NARS has been evolving for several decades now. How close do you think it comes to fulfilling that original ambition — the old dream of artificial general intelligence?
In Tony’s view, scale mattered a lot. Pei Wang’s early implementations topped out at a few thousand concepts, while Tony pushed this into the range of ten million by improving multi-threading and data structures. That’s still nowhere near the scale or complexity of the brain, of course. We can’t reverse-engineer a cortical column, and we don’t really understand how memory formation works — damage the hippocampus and the ability to form new memories disappears, and we still can’t explain why. So any analogy to the brain has to be taken cautiously.
There’s also the OpenWorm project, where researchers tried to simulate the 302-neuron nervous system of C. elegans. Even with a complete connectome, the behaviour didn’t emerge. If we can’t fully reproduce a worm’s nervous system, in my opinion it shows how far we likely are from “simulating brains.”
More near term though, what do you see as the next frontiers?
I think we’ll see a lot of progress in neuro-symbolic systems, where we try to combine the strengths of both worlds. My collaborator Peter Isaev and I recently published a paper exploring how NARS can be integrated with a generative pre-trained transformer. The idea is simple: use GPT as the natural-language interface and let NARS act as the reasoning engine underneath. GPT turns language into structured representations, and NARS reasons on those representations in real time, whereby GPT can inspect NARS’s memory for question answering. That gives you something useful: the flexibility of language from GPT, and the experiential learning and uncertainty handling from NARS.
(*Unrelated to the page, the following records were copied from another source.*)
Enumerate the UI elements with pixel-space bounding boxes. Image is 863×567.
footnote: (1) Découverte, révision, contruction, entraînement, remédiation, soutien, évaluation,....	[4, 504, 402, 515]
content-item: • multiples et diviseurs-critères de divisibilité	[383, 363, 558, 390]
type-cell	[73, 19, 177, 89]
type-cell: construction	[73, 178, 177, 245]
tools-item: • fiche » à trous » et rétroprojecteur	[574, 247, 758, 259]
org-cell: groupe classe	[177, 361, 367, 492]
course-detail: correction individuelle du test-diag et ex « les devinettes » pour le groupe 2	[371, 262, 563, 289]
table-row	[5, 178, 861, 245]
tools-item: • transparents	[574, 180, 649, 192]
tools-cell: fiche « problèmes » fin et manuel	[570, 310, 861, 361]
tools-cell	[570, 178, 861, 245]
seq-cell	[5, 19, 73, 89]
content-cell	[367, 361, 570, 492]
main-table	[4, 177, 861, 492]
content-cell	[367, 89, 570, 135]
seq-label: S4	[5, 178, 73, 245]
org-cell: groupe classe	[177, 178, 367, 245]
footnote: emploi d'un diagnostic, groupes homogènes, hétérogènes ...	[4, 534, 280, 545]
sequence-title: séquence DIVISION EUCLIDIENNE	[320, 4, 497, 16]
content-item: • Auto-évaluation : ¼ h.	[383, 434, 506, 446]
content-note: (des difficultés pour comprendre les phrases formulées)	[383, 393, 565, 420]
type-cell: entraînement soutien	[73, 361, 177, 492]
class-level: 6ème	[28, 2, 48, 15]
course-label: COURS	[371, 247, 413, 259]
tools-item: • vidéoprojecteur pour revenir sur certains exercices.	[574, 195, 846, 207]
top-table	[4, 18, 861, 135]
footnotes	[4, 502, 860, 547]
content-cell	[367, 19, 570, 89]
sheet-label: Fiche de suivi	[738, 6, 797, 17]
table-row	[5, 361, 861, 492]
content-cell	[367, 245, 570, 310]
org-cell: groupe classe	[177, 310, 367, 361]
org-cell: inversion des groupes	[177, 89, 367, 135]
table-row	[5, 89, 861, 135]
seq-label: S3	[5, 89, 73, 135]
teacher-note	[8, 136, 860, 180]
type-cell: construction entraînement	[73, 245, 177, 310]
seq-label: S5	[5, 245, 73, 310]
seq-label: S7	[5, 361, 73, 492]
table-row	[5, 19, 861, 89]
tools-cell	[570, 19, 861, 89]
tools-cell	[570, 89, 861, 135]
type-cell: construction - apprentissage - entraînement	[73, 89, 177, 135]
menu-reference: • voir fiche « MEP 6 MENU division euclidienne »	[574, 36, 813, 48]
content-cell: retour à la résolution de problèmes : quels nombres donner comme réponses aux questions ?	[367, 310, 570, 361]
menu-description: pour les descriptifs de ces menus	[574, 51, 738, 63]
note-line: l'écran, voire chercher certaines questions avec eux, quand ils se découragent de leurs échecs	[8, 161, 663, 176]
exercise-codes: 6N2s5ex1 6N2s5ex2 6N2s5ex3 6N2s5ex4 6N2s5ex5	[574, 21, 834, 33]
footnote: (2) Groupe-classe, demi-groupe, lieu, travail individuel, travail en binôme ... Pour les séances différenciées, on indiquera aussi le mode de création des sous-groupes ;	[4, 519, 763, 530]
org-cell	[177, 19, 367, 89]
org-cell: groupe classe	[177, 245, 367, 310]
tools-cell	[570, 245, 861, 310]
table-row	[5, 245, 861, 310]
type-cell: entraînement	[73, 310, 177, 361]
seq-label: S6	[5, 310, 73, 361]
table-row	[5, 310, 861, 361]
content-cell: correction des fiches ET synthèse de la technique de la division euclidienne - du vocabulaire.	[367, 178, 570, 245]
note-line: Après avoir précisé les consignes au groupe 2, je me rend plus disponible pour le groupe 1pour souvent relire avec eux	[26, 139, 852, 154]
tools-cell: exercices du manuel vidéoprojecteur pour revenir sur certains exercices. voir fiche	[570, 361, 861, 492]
For me, the next frontier is robotics — bringing NARS out of simulation and into the physical world. Once you give a reasoning system a body and senses, the feedback changes completely; it starts to experience its surroundings directly and build hypotheses about how the environment works. That’s when things get interesting, adaptive embodied AI through empirical reasoning as we attempted in our recent works where NARS acts as core decision making unit of an autonomous mobile robot. It’s still early days, and I’ll admit it sometimes feels like working slightly off to the side of the mainstream. But that’s probably how Tony felt too. You stay on the margins if you believe the path you’re on leads somewhere worthwhile.